DDR が実施されるようになってから 10 年以上が経ち、既に援助としては新しい概念と
は言えない段階に差し掛かっている。一方、実務家や経験の蓄積は、ようやく行われてき
た段階であるのも事実である。DDR は、複雑な政治・治安状況など、外部要因に多分に影
響されるプロセスである。それゆえ、紛争が再燃し中断された場合は明らかな失敗とされ
る一方、滞りなくプロセスが終了した場合も、平和と安定の観点からは、何を持って DDR
の成功と断言するか、その基準がいまだに曖昧である。和平合意前後の時期は、それまで
断絶していた社会のなかで、それぞれの当事者が前進か後退かを見極めつつ、生き残りを
かける最も不安定な時期である。そのため、主要な紛争に関与した集団を解体し、それぞ
れの当事者を社会に回帰させる作業をこの時期に行う DDR は、それ自体が新たな社会の
再構築を体現するプロセスであるとも言えよう。和平、政治、司法、治安、開発、和解な
ど、紛争を経験した国で避けて通ることの出来ない課題ほぼすべてとの関わりが生じ、時
に軋轢やジレンマを生むのもそのためであろう。そして他の問題との関わりが大きいだけ
に、失敗したときの影響も計り知れないという、諸刃の剣であるとも言える。
DDR をアフガニスタンで実施しなかったら、または日本が主導しなかったら、との仮定
に基づく議論は、既に DDR が日本の主導で行われている現段階においては、代替策が提
示されない限りあまり意味を持たないのかもしれない。
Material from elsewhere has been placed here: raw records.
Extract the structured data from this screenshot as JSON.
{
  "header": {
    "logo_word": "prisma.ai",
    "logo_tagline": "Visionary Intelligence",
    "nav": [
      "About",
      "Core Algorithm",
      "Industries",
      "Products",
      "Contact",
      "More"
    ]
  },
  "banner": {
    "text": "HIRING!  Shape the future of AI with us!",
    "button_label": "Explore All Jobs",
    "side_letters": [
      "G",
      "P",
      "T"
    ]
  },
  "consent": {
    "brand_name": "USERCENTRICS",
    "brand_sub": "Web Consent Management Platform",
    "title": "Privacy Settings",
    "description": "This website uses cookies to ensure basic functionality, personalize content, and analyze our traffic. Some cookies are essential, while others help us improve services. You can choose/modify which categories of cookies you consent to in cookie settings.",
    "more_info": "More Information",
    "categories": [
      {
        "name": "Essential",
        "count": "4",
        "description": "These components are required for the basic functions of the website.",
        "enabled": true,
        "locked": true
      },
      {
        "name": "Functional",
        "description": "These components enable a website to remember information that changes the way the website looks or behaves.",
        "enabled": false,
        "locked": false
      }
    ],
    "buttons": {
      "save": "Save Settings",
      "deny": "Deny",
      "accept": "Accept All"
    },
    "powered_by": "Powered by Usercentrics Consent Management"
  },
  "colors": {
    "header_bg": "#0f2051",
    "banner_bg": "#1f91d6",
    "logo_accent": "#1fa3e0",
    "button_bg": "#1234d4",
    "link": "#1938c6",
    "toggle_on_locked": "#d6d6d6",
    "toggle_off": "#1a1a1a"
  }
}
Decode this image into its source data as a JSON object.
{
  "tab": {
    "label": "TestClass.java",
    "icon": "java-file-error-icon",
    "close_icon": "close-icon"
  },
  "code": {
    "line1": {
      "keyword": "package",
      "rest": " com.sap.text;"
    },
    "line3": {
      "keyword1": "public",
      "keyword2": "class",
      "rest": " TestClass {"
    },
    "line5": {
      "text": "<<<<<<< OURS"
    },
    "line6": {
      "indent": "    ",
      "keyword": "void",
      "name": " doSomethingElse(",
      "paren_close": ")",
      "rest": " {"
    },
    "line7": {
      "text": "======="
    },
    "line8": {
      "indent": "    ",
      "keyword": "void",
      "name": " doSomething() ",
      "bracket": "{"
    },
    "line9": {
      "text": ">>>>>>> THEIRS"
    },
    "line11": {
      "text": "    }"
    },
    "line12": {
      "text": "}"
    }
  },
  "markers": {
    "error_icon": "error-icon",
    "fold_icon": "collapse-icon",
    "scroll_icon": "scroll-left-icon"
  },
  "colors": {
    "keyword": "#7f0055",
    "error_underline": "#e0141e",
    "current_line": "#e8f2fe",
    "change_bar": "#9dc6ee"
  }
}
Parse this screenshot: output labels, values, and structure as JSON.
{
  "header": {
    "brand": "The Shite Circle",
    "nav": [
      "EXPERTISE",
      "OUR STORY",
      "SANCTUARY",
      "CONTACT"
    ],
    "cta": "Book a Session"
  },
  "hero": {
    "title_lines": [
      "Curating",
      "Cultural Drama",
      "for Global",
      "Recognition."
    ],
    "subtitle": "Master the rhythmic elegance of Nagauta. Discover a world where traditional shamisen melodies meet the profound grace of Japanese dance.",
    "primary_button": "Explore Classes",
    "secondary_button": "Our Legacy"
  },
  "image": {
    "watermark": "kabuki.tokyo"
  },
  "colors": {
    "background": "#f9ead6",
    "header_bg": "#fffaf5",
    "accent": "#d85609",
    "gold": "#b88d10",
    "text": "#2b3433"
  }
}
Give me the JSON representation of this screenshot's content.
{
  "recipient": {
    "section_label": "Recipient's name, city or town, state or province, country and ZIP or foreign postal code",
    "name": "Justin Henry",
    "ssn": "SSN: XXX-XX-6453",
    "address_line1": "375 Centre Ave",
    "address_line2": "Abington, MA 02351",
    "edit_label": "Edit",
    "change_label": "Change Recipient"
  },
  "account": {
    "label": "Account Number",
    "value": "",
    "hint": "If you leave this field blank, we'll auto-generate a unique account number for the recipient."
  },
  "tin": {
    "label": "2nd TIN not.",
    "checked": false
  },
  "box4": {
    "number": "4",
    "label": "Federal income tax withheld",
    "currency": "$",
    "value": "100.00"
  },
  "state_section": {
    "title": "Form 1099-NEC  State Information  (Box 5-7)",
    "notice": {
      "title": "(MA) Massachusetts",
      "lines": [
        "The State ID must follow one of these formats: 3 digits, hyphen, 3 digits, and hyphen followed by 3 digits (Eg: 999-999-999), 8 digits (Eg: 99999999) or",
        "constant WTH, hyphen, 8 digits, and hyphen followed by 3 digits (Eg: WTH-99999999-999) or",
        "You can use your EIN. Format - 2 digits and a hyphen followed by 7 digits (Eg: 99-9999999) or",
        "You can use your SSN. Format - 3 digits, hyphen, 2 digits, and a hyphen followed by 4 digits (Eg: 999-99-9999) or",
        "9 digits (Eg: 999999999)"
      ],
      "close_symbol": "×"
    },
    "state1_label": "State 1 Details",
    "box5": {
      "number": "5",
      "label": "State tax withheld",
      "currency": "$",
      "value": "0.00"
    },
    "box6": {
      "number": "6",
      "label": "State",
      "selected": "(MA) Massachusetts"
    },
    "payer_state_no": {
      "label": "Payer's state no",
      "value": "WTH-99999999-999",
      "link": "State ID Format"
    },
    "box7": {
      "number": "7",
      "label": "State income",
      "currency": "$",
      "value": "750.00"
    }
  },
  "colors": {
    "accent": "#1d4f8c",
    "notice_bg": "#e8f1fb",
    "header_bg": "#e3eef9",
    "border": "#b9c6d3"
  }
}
一方、今後 DDR を実施するか判
断する際には、状況に応じた適切な検証が十分に行われるべきである。プロセスが失敗し
た際に最も影響を受けるのは、援助機関でもなく、ドナーでもなく、研究者でもなく、意
思決定プロセスに声を届ける機会も限られている現地の住民であろう。
本稿で考察したように、現在実施しうる支援のなかで、DDR は紛争による被害を受けた
社会の最大公約数のニーズを満たす試みであると見ることもできる。しかし、それと同時
に、DDR 以外の支援を引き続き模索し選択肢をふやすことにより、柔軟に紛争や社会の状
況に応じることも求められる。アフガニスタンにおける日本の経験は、日本が今後どのよ
うに紛争と平和の問題に関与していくか、その可能性のひとつを提示する役割を担ってい
る意味で、極めて重要であったと言える。